Ouf, fausse alerte ! La crise de boboïte aïgue au sens archéologique du terme bobo (bolchévique-bonapartiste) n’était qu’une éruption cutanée, on est revenu illico presto à l’acception libérale-libertaire courante de la boboïtude. Si ça se trouve, cette trop brève incursion joffrinienne dans le camp social-républicain n’était qu’un leurre, une bête argutie stylistique destinée à mangouster l’adversaire. La suite nous prouvera que oui.
« Les républicains et la gauche dénoncent justement le poison mortel du nationalisme, qui porte la guerre et l’intolérance comme la nuée l’orage. Ils ne sauraient laisser la nation au Front national ou à l’UMP, qui s’en serviront contre elle, alors que la gauche en est, autant ou plus qu’eux, partie intégrante. »

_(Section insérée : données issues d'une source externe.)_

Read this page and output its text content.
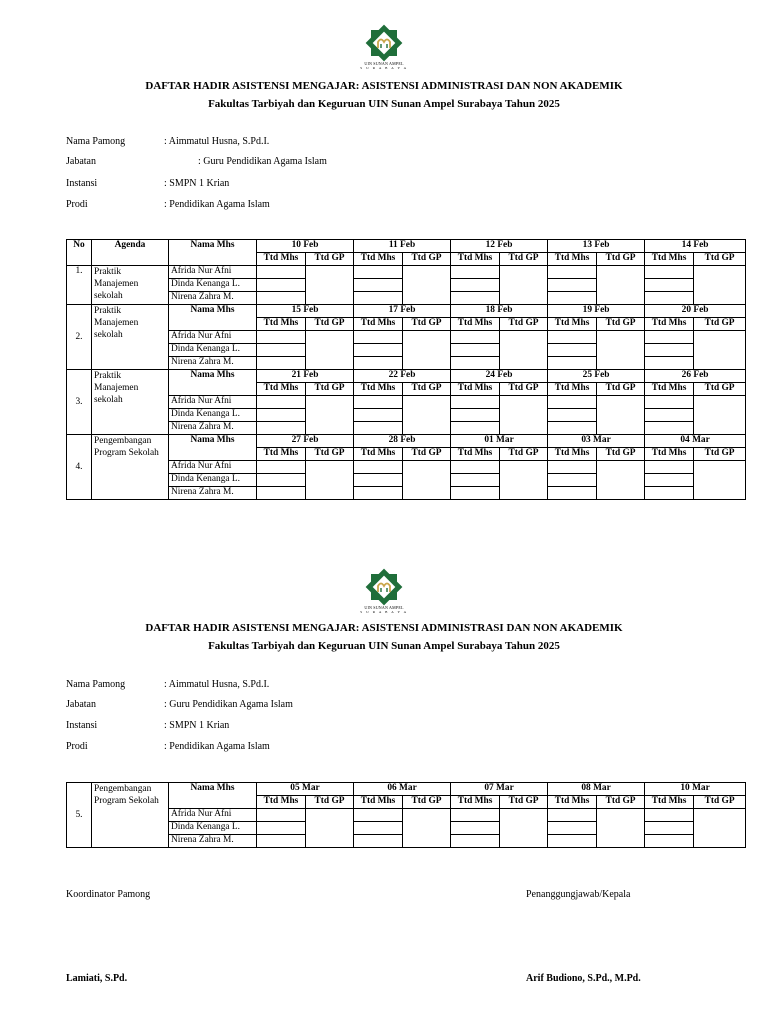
UIN SUNAN AMPEL
S U R A B A Y A
DAFTAR HADIR ASISTENSI MENGAJAR: ASISTENSI ADMINISTRASI DAN NON AKADEMIK
Fakultas Tarbiyah dan Keguruan UIN Sunan Ampel Surabaya Tahun 2025
Nama Pamong	: Aimmatul Husna, S.Pd.I.
Jabatan	: Guru Pendidikan Agama Islam
Instansi	: SMPN 1 Krian
Prodi	: Pendidikan Agama Islam
No	Agenda	Nama Mhs	10 Feb		11 Feb		12 Feb		13 Feb		14 Feb	
			Ttd Mhs	Ttd GP	Ttd Mhs	Ttd GP	Ttd Mhs	Ttd GP	Ttd Mhs	Ttd GP	Ttd Mhs	Ttd GP
1.	Praktik Manajemen sekolah	Afrida Nur Afni										
		Dinda Kenanga L.										
		Nirena Zahra M.										
2.	Praktik Manajemen sekolah	Nama Mhs	15 Feb		17 Feb		18 Feb		19 Feb		20 Feb	
			Ttd Mhs	Ttd GP	Ttd Mhs	Ttd GP	Ttd Mhs	Ttd GP	Ttd Mhs	Ttd GP	Ttd Mhs	Ttd GP
		Afrida Nur Afni										
		Dinda Kenanga L.										
		Nirena Zahra M.										
3.	Praktik Manajemen sekolah	Nama Mhs	21 Feb		22 Feb		24 Feb		25 Feb		26 Feb	
			Ttd Mhs	Ttd GP	Ttd Mhs	Ttd GP	Ttd Mhs	Ttd GP	Ttd Mhs	Ttd GP	Ttd Mhs	Ttd GP
		Afrida Nur Afni										
		Dinda Kenanga L.										
		Nirena Zahra M.										
4.	Pengembangan Program Sekolah	Nama Mhs	27 Feb		28 Feb		01 Mar		03 Mar		04 Mar	
			Ttd Mhs	Ttd GP	Ttd Mhs	Ttd GP	Ttd Mhs	Ttd GP	Ttd Mhs	Ttd GP	Ttd Mhs	Ttd GP
		Afrida Nur Afni										
		Dinda Kenanga L.										
		Nirena Zahra M.										
UIN SUNAN AMPEL
S U R A B A Y A
DAFTAR HADIR ASISTENSI MENGAJAR: ASISTENSI ADMINISTRASI DAN NON AKADEMIK
Fakultas Tarbiyah dan Keguruan UIN Sunan Ampel Surabaya Tahun 2025
Nama Pamong	: Aimmatul Husna, S.Pd.I.
Jabatan	: Guru Pendidikan Agama Islam
Instansi	: SMPN 1 Krian
Prodi	: Pendidikan Agama Islam
5.	Pengembangan Program Sekolah	Nama Mhs	05 Mar		06 Mar		07 Mar		08 Mar		10 Mar	
			Ttd Mhs	Ttd GP	Ttd Mhs	Ttd GP	Ttd Mhs	Ttd GP	Ttd Mhs	Ttd GP	Ttd Mhs	Ttd GP
		Afrida Nur Afni										
		Dinda Kenanga L.										
		Nirena Zahra M.										
Koordinator Pamong	Penanggungjawab/Kepala
Lamiati, S.Pd.	Arif Budiono, S.Pd., M.Pd.
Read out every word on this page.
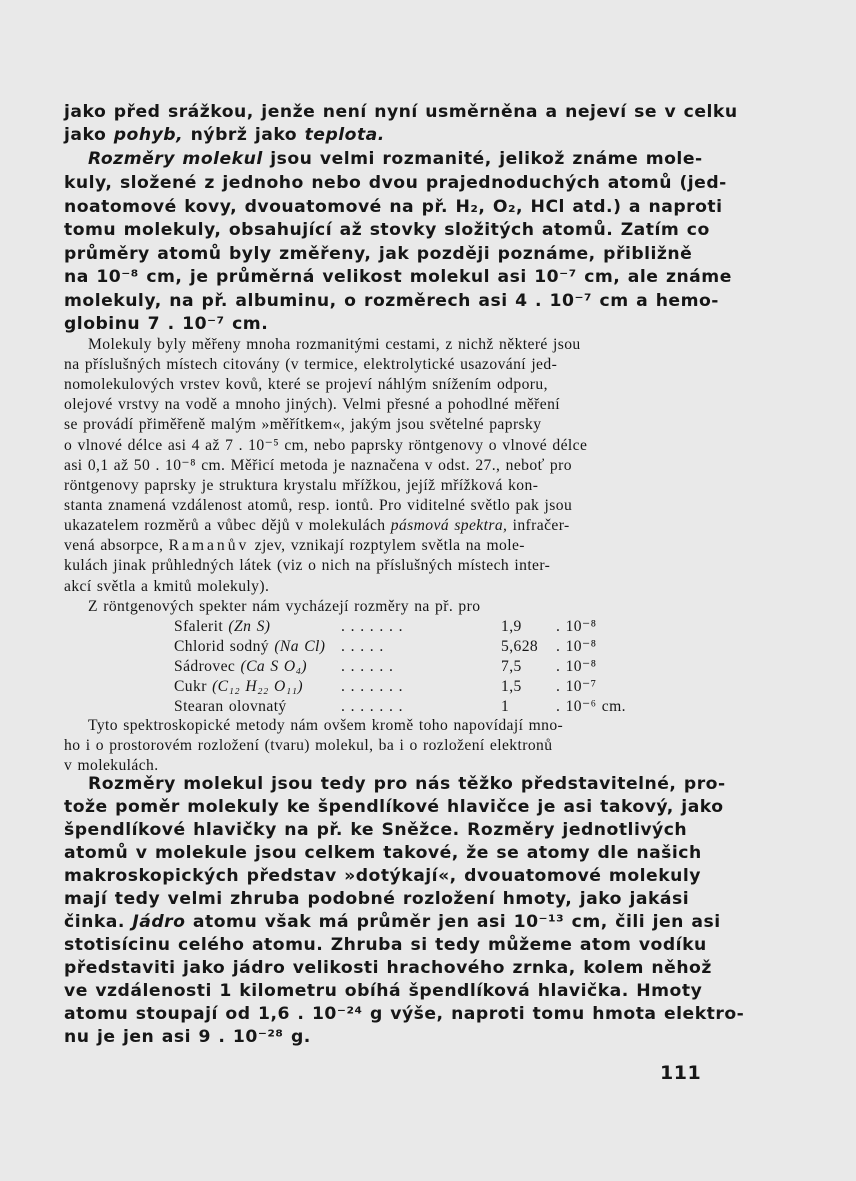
jako před srážkou, jenže není nyní usměrněna a nejeví se v celku
jako pohyb, nýbrž jako teplota.
Rozměry molekul jsou velmi rozmanité, jelikož známe mole-
kuly, složené z jednoho nebo dvou prajednoduchých atomů (jed-
noatomové kovy, dvouatomové na př. H₂, O₂, HCl atd.) a naproti
tomu molekuly, obsahující až stovky složitých atomů. Zatím co
průměry atomů byly změřeny, jak později poznáme, přibližně
na 10⁻⁸ cm, je průměrná velikost molekul asi 10⁻⁷ cm, ale známe
molekuly, na př. albuminu, o rozměrech asi 4 . 10⁻⁷ cm a hemo-
globinu 7 . 10⁻⁷ cm.
Molekuly byly měřeny mnoha rozmanitými cestami, z nichž některé jsou
na příslušných místech citovány (v termice, elektrolytické usazování jed-
nomolekulových vrstev kovů, které se projeví náhlým snížením odporu,
olejové vrstvy na vodě a mnoho jiných). Velmi přesné a pohodlné měření
se provádí přiměřeně malým »měřítkem«, jakým jsou světelné paprsky
o vlnové délce asi 4 až 7 . 10⁻⁵ cm, nebo paprsky röntgenovy o vlnové délce
asi 0,1 až 50 . 10⁻⁸ cm. Měřicí metoda je naznačena v odst. 27., neboť pro
röntgenovy paprsky je struktura krystalu mřížkou, jejíž mřížková kon-
stanta znamená vzdálenost atomů, resp. iontů. Pro viditelné světlo pak jsou
ukazatelem rozměrů a vůbec dějů v molekulách pásmová spektra, infračer-
vená absorpce, Ramanův zjev, vznikají rozptylem světla na mole-
kulách jinak průhledných látek (viz o nich na příslušných místech inter-
akcí světla a kmitů molekuly).
Z röntgenových spekter nám vycházejí rozměry na př. pro
Sfalerit (Zn S)	. . . . . . .	1,9 . 10⁻⁸
Chlorid sodný (Na Cl) . . . . .	5,628 . 10⁻⁸
Sádrovec (Ca S O₄) . . . . . .	7,5 . 10⁻⁸
Cukr (C₁₂ H₂₂ O₁₁) . . . . . . .	1,5 . 10⁻⁷
Stearan olovnatý	. . . . . . .	1	. 10⁻⁶ cm.
Tyto spektroskopické metody nám ovšem kromě toho napovídají mno-
ho i o prostorovém rozložení (tvaru) molekul, ba i o rozložení elektronů
v molekulách.
Rozměry molekul jsou tedy pro nás těžko představitelné, pro-
tože poměr molekuly ke špendlíkové hlavičce je asi takový, jako
špendlíkové hlavičky na př. ke Sněžce. Rozměry jednotlivých
atomů v molekule jsou celkem takové, že se atomy dle našich
makroskopických představ »dotýkají«, dvouatomové molekuly
mají tedy velmi zhruba podobné rozložení hmoty, jako jakási
činka. Jádro atomu však má průměr jen asi 10⁻¹³ cm, čili jen asi
stotisícinu celého atomu. Zhruba si tedy můžeme atom vodíku
představiti jako jádro velikosti hrachového zrnka, kolem něhož
ve vzdálenosti 1 kilometru obíhá špendlíková hlavička. Hmoty
atomu stoupají od 1,6 . 10⁻²⁴ g výše, naproti tomu hmota elektro-
nu je jen asi 9 . 10⁻²⁸ g.
111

Ah, « la nuée et l’orage »… ça faisait longtemps. Mais ça aurait pu être pire, on était à deux doigts du « ventre encore fécond »… Mais, trêve de plaisanterie, on va passer aux choses sérieuses.

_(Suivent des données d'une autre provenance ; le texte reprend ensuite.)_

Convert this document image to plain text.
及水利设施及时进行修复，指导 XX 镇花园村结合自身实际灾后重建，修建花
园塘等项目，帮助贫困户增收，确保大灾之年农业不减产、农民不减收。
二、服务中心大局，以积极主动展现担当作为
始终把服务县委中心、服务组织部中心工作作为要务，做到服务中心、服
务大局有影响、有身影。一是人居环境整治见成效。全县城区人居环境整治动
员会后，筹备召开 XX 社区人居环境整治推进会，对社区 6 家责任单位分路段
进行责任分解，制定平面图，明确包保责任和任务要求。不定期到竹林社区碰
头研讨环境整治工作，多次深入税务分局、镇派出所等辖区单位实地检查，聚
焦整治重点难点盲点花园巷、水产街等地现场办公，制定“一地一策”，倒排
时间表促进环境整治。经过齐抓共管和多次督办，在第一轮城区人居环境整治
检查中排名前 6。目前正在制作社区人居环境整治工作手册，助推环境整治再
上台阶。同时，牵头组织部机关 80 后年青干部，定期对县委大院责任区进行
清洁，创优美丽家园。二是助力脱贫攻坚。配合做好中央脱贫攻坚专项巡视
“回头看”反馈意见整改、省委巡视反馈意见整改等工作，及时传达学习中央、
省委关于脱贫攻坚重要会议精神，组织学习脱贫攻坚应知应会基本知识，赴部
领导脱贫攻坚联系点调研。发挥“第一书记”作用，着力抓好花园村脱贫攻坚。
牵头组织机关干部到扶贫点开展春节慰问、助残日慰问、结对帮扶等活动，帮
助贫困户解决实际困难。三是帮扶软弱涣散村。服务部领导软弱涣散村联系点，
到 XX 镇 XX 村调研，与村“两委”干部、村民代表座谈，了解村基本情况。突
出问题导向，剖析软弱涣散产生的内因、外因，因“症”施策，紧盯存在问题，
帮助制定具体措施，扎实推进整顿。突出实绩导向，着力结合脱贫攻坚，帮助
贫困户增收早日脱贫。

« Le débat est d’autant plus légitime que la définition de l’identité nationale doit évidemment changer. Il y a sur ce point urgence conceptuelle. Depuis deux siècles, la France est terre d’immigration. Or on sait que l’assimilation longtemps pratiquée et qui exhale aujourd’hui des relents coloniaux, ne saurait servir de viatique pour le siècle nouveau, quoi qu’en dise une certaine gauche républicaine et scrogneugneu qui s’accroche à ce modèle vétuste comme à un canot percé et laisse du coup la droite mener la discussion.
Donc, premier enseignement, Joffrin ne cible pas la droite, mais la gauche. Enfin, une certaine gauche. La nôtre. Celle pour qui l’assimilation n’est pas un gros mot, mais un impératif catégorique, une machine à gagner ensemble. Qui pendant vingt siècles a fait tourner la boutique en fabriquant de bons Français à la chaîne, sans distinction de pedigree. En privilégiant le droit à la ressemblance à celui à la différence. Justement ce que Lolo trouve dégoûtant.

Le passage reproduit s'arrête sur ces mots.